As scenes of angry demonstrations played out on news channels, the US president tweeted at nearly 1am yesterday calling the protesters "thugs".
"Any difficulty and we will assume control but, when the looting starts, the shooting starts," Mr Trump said, in a comment interpreted by some as a warning that police could open fire. But the tweet was covered from view by a message from Twitter which explained its contents "violated the Twitter rules about glorifying violence".
It could be read, but only after clicking another link. It was the first time the social media company has initially stopped users reading a tweet sent by Mr Trump.
The exchange escalated a row which started after Twitter added "fact check" labels to two of the president's tweets about postal ballots, which he said were open to fraud. Mr Trump reacted with anger and on Thursday signed an executive order aimed at removing a "liability shield" which protects social media companies from lawsuits.
The US president argued Twitter showed "political activism" in adding the labels.
Part of the 1996 law states that internet service providers should not be seen as the "publisher" of content posted by users and is the bedrock of unfettered speech online.
The latest escalation began as demonstrators angry at the death of George Floyd, and police violence, set fire to a police station in Minneapolis.
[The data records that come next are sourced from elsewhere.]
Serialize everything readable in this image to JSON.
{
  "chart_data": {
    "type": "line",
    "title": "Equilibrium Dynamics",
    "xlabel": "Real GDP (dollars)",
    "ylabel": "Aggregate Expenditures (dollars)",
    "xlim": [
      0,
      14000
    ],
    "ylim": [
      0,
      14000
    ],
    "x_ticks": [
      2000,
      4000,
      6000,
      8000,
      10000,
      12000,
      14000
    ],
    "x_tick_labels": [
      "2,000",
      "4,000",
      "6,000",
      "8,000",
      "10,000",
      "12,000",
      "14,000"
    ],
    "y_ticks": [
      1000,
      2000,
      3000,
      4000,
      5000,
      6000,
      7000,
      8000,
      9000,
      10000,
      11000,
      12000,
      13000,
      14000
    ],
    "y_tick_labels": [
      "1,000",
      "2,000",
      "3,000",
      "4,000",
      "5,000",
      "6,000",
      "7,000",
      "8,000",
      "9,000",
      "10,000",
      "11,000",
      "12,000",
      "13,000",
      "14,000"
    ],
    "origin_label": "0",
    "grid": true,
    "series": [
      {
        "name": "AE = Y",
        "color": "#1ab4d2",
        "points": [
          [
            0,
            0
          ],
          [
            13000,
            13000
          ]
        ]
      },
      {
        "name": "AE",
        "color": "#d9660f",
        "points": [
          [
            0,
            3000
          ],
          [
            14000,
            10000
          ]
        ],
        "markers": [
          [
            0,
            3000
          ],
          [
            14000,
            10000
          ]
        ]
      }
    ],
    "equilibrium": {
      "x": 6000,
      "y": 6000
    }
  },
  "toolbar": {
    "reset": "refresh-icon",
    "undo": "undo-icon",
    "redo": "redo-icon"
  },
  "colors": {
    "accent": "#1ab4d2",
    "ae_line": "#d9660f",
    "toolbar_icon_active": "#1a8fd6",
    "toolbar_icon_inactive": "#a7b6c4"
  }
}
Mr Trump criticised the protesters.
He tweeted at 12.53am: "I can't stand back & watch this happen to a great American City, Minneapolis. A total lack of leadership. Either the very weak Radical Left Mayor, Jacob Frey, get his act together and bring the City under control, or I will send in the National Guard & get the job done right....
Mr Trump then added: "... These THUGS are dishonouring the memory of George Floyd, and I won't let that happen. Just spoke to Governor Tim Walz and told him that the Military is with him all the way. Any difficulty and we will assume control but, when the looting starts, the shooting starts. Thank you!" It was the second tweet that Twitter took action against.
A statement by the company said: "This tweet violates our policies regarding the glorification of violence based on the historical context of the last line, its connection to violence, and the risk it could inspire similar actions today."
It did not remove the message entirely, saying it was "important" the public could still read it. The White House's official Twitter account shared the controversial tweet. It, too, then had the message sanctioned by Twitter.
Some commentators noted that Mr Trump's "when the looting starts, the shooting starts" comment echoed a 1967 remark from Walter E Headley, the Miami police chief whose heavy-handed crime fighting in the city's black neighbourhoods gained nationwide attention in the late Sixties.
It was not clear whether Mr Trump was aware of Mr Headley's comments, as the White House insisted his latest tweet had not glorified the violence.